The second priority issue is the need to enhance the competitiveness of India’s exports. He noted that the government is looking at addressing the issue of not exporting taxes to ensure that Indian goods are exported at their real cost. He argued that many Indian companies also face a number of infrastructural deficiencies and that there would be measures to compensate such constraints. He also stated that the new trade policy would be dynamic to enable it to respond to issues as they arise.
Market and product diversification, he stated, will be another theme of the new policy. He explained that this approach produced dividends during the financial crisis as Indian exporters were able to direct their goods to other markets. He emphasised that India should capitalise on its strengths such as technology and skilled manpower. He gave the example that although India is not a diamond producer, it is a key player in its global value chain as it has the necessary skills to add value to rough diamonds.

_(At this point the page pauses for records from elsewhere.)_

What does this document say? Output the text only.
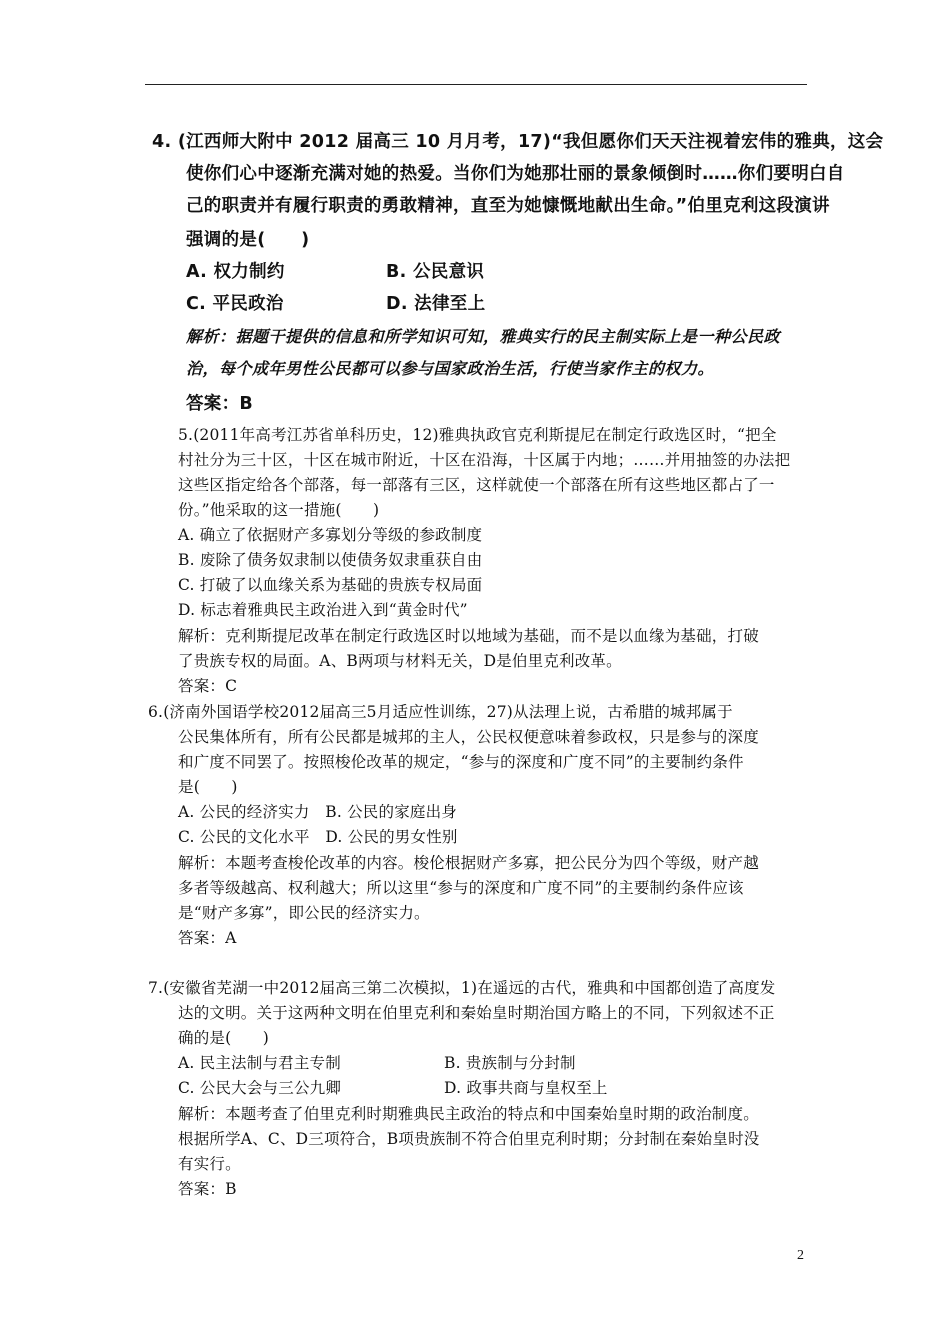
4. (江西师大附中 2012 届高三 10 月月考，17)“我但愿你们天天注视着宏伟的雅典，这会
使你们心中逐渐充满对她的热爱。当你们为她那壮丽的景象倾倒时……你们要明白自
己的职责并有履行职责的勇敢精神，直至为她慷慨地献出生命。”伯里克利这段演讲
强调的是(　　)
A. 权力制约	B. 公民意识
C. 平民政治	D. 法律至上
解析：据题干提供的信息和所学知识可知，雅典实行的民主制实际上是一种公民政
治，每个成年男性公民都可以参与国家政治生活，行使当家作主的权力。
答案：B
5.(2011年高考江苏省单科历史，12)雅典执政官克利斯提尼在制定行政选区时，“把全
村社分为三十区，十区在城市附近，十区在沿海，十区属于内地；……并用抽签的办法把
这些区指定给各个部落，每一部落有三区，这样就使一个部落在所有这些地区都占了一
份。”他采取的这一措施(　　)
A. 确立了依据财产多寡划分等级的参政制度
B. 废除了债务奴隶制以使债务奴隶重获自由
C. 打破了以血缘关系为基础的贵族专权局面
D. 标志着雅典民主政治进入到“黄金时代”
解析：克利斯提尼改革在制定行政选区时以地域为基础，而不是以血缘为基础，打破
了贵族专权的局面。A、B两项与材料无关，D是伯里克利改革。
答案：C
6.(济南外国语学校2012届高三5月适应性训练，27)从法理上说，古希腊的城邦属于
公民集体所有，所有公民都是城邦的主人，公民权便意味着参政权，只是参与的深度
和广度不同罢了。按照梭伦改革的规定，“参与的深度和广度不同”的主要制约条件
是(　　)
A. 公民的经济实力　B. 公民的家庭出身
C. 公民的文化水平　D. 公民的男女性别
解析：本题考查梭伦改革的内容。梭伦根据财产多寡，把公民分为四个等级，财产越
多者等级越高、权利越大；所以这里“参与的深度和广度不同”的主要制约条件应该
是“财产多寡”，即公民的经济实力。
答案：A
7.(安徽省芜湖一中2012届高三第二次模拟，1)在遥远的古代，雅典和中国都创造了高度发
达的文明。关于这两种文明在伯里克利和秦始皇时期治国方略上的不同，下列叙述不正
确的是(　　)
A. 民主法制与君主专制	B. 贵族制与分封制
C. 公民大会与三公九卿	D. 政事共商与皇权至上
解析：本题考查了伯里克利时期雅典民主政治的特点和中国秦始皇时期的政治制度。
根据所学A、C、D三项符合，B项贵族制不符合伯里克利时期；分封制在秦始皇时没
有实行。
答案：B
2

He concluded by saying that that there is a need to emphasise on ‘how’ India can improve the effectiveness of its trade policy to achieve the objectives that were highlighted in CUTS’ presentation. He made a call to the participants for suggestions on implementation strategies. He noted that there needed to be increased dialogue among diverse stakeholder groups on implementable suggestions.
More than 70 participants representing various industry bodies and other stakeholders participated in this Roundtable. The presentations were followed by a robust discussion between the audience and the presenters, including D K Singh, Additional Director General of Foreign Trade, Department of Commerce, Government of India.
Participants noted that indeed the enlargement of focused markets had led to new employment generation; however, there still existed a number of product-specific issues including the accessibility and processes of attaining certain incentives that hampered the export of their products. They reiterated that specific measures should be taken to increase the competitiveness of India’s exports.
Other suggestions included: further expansion of focused markets and incentives to trade with India’s neighbours; streamlining of trade procedures; and addressing supply-side constraints through public-private partnerships. Issues such as the wide discrepancy between import and export requirements, discriminatory excise duties, and the need to revise the value addition requirements on goods imported for exports were also raised.
In his concluding remarks, Bipul Chatterjee made three suggestions to improve the effectiveness of India’s trade policy. First is to expand the coverage of awareness generation about this policy to small and medium enterprises so as to make it more inclusive. Secondly, DGFT should undertake an annual impact assessment of the objectives of the policy as that would help understanding its effectiveness for producer and consumer welfare and there will be a better buy-in among the stakeholders of this policy. Thirdly, trade policy should have strong linkages with other policy initiatives, particularly those for enhancing India’s manufacturing growth and improving domestic standards, for helping Indian companies to enter and strengthen their positions in global value chains and for addressing issues relating to inessential imports.